Craig Osmond gave a really interesting paper on alterity, notions of justice, revenge and faciality evident in Kill Bill. He was trying to work towards a different conception of justice that included the didactic relationship of care to the other. Justice is problematic as it always involves a third character. I am not sure what was happening with Kill Bill, but Craig related it to the notion of the Sovereign and a state of exception (I immediately got my gumby freak on and started thinking about Mad Max!). I didn’t see the connection between Kill Bill and Craig’s construction of justice (which is justice that doesn’t involve a thirding of the relationship with the Other?? not sure, or maybe it was how to think the Other in a relationship of care, rather than in a juridical punitive sense of revenge??). His paper was purely an experiment to see if it would be worth using Kill Bill to help teach his (criminology) students about different conceptions of justice.
Last paper on the day. Tim Roussos talked about the Tane Mahuta character in two of Witi Ihimaera’s novels. He discussed the tension between sexual identity and ethnicity or the identity shared with one’s tribe. I asked a totally dumb ass question, as I thought he had said that people excluded from their tribal identity because of their queer sexual identity made their own tribe. I understood this in a literal sense! So I asked a question about how they reproduce the ‘tribeness’ of a tribe with no history or familial linkage. Dumb ass!

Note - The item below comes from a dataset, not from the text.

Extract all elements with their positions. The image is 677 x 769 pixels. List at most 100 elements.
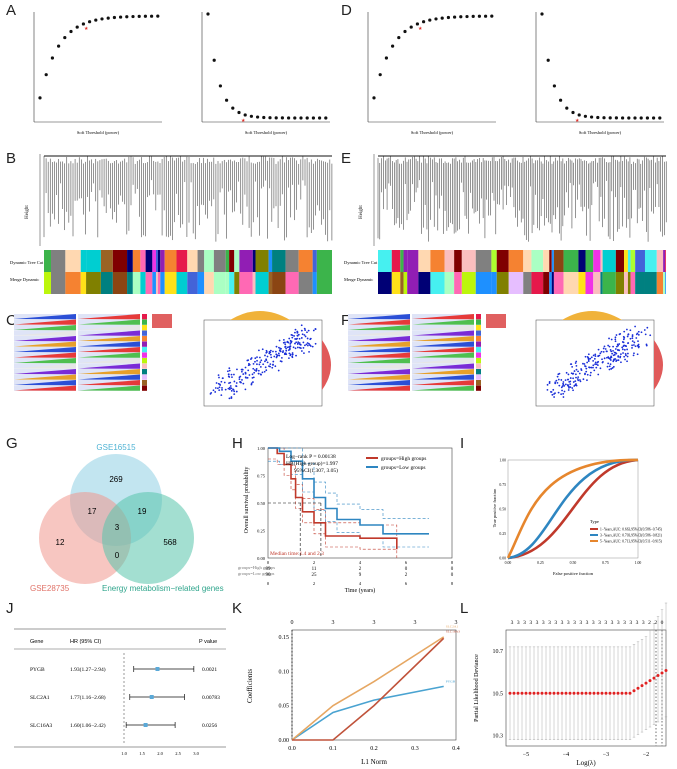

It was all over and I was feeling a bit tired. So I bought a couple of beers on my way into Newtown, I gave Sandy a bell to see what was up, as I thought being woke up with a beer would be nice. He was off having department drinks at USyd. With some time to kill I just went home and freshened up. Came back and everyone was getting stuck into it. The dinner was held at the Bank Hotel and the cheapest thing on the menu were 4 shishkebab things for $18.90. In the spirit of the conference we (Shane, Sandy and I) refused to pay that much and had an anti-dinner of beer and other people’s left-overs. We stopped doing this after we found some rather large bugs in some rice that had been put off to one side.
Everyone was getting pretty raucous and fired-up. Earlier in the night there was a Melbourne/Sydney table split, which was weird! The Melbourne dudes were drinking red wine. haha. It was good mixing with people from English and Literary studies as it gets me out of my Cultural Studies comfort zone. The numbers eventually whittled down to about roughly a dozen. Plus I met some dude who said he was an anarchist, but operated from a rigid disciplinised conception of the academy (“I do anthropology!”). He was good value. Sandy also mentions him in his account of the night.
After the Bank things kind of fell apart a bit. I got a kebab. Sweet. Then we went from an aborted attempt to party on at the Town Hall to the Zanzi and that is when I went home.
Low points of the night. I didn’t get a game of pool in, which sucked deluxe. Plus I was refused entry at the very end of the night in to the Zanzi bar. The dude asked me if I had been drinking. I said, yes! He said, “Not tonight, mate.” Well, can you ask a more retarded question at 3:30am on a Friday night? Of course I had been been drinking! Next time I will tell the bouncer I had been doing lines, then we’ll see where we get. He was obviously scared that I was the same size as him hahaha!!! Fuckin bouncers.
But all in all I had fun. Met some new people, heard some cool papers and had some laughs.